— Значит, раек. А мы его дети. Дети райка. Привидение, точно облачко из прошлого, парит, летает, много выше сцены, галерка, раек. Мы сейчас в облаке, в райке сует мирских. То, что с нами происходит, на самом деле не событие ни для кого, только для нас. Любовь наша для мира — небытие, а мир — небытие для любви.
Для нас, только для нас светящийся фосфорический воздух омывал скамейки и скульптуры, возносил душные благовонные выдохи желтофиолей, ландышей, египетской резеды, а все вышеупомянутые персоны царствия флоры велелепствовали... ну, и так далее. Слитки стекол разной воды, разного оттенка пески, раковины, спекшиеся керамические легчайшие шарики, гравий разделяли купы цветов, помечали дорожки.
— Деревья останутся такими всегда? Они не будут расти?

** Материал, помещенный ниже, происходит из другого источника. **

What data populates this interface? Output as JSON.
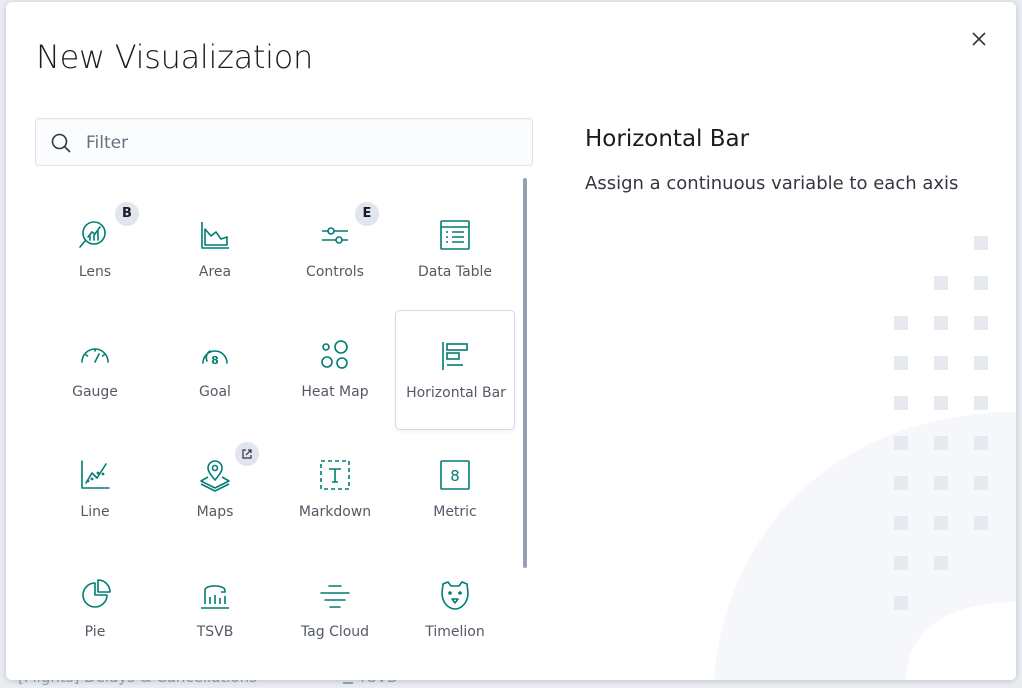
{
  "background": {
    "row_text": "[Flights] Delays & Cancellations",
    "row_type": "TSVB"
  },
  "modal": {
    "title": "New Visualization",
    "close_icon": "close-icon"
  },
  "search": {
    "placeholder": "Filter",
    "value": "",
    "icon": "search-icon"
  },
  "visualizations": [
    {
      "label": "Lens",
      "icon": "lens-icon",
      "badge": "B"
    },
    {
      "label": "Area",
      "icon": "area-chart-icon"
    },
    {
      "label": "Controls",
      "icon": "controls-icon",
      "badge": "E"
    },
    {
      "label": "Data Table",
      "icon": "data-table-icon"
    },
    {
      "label": "Gauge",
      "icon": "gauge-icon"
    },
    {
      "label": "Goal",
      "icon": "goal-icon"
    },
    {
      "label": "Heat Map",
      "icon": "heatmap-icon"
    },
    {
      "label": "Horizontal Bar",
      "icon": "horizontal-bar-icon",
      "selected": true
    },
    {
      "label": "Line",
      "icon": "line-chart-icon"
    },
    {
      "label": "Maps",
      "icon": "maps-icon",
      "badge_icon": "external-link-icon"
    },
    {
      "label": "Markdown",
      "icon": "markdown-icon"
    },
    {
      "label": "Metric",
      "icon": "metric-icon"
    },
    {
      "label": "Pie",
      "icon": "pie-chart-icon"
    },
    {
      "label": "TSVB",
      "icon": "tsvb-icon"
    },
    {
      "label": "Tag Cloud",
      "icon": "tag-cloud-icon"
    },
    {
      "label": "Timelion",
      "icon": "timelion-icon"
    }
  ],
  "detail": {
    "title": "Horizontal Bar",
    "description": "Assign a continuous variable to each axis"
  },
  "colors": {
    "accent": "#017d73",
    "text": "#343741",
    "badge": "#e0e5ee"
  }
}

Если мы окажемся в Зимнем саду через несколько лет, мы увидим его таким же?
Помнится, что-то пугающее померещилось мне в вопросе ее; но я и виду не подал.
— Думаю, да, — отвечал я важно ученым тоном. — Так же будет хлопать в ладоши populus tremula, трепещущий тополь в высокой кадке, а виргинские робинии, аморфы, вермонтские клены будут невелики, точно дети.
— Ох, я не знаю, прав ли ты... — зашептала она. — Разве призрак — остановившееся мгновение?
— Конечно, — я, нимало не задумываясь, тут же и ляпнул, — но только нечеловеческое мгновение, понимаешь? Мы не можем знать, сколько такое мгновение длится и как.
— Любовь тоже нечеловеческое мгновение, — вдруг сказала она печально, отодвигаясь, — длящееся независимо от нашей воли.
При слове «воли» померк фосфорический блеск, Зимний сад пропал, сменился аллеей Ботанического сада, по которой навстречу нам шла старушка, не без любопытства посмотревшая на нас.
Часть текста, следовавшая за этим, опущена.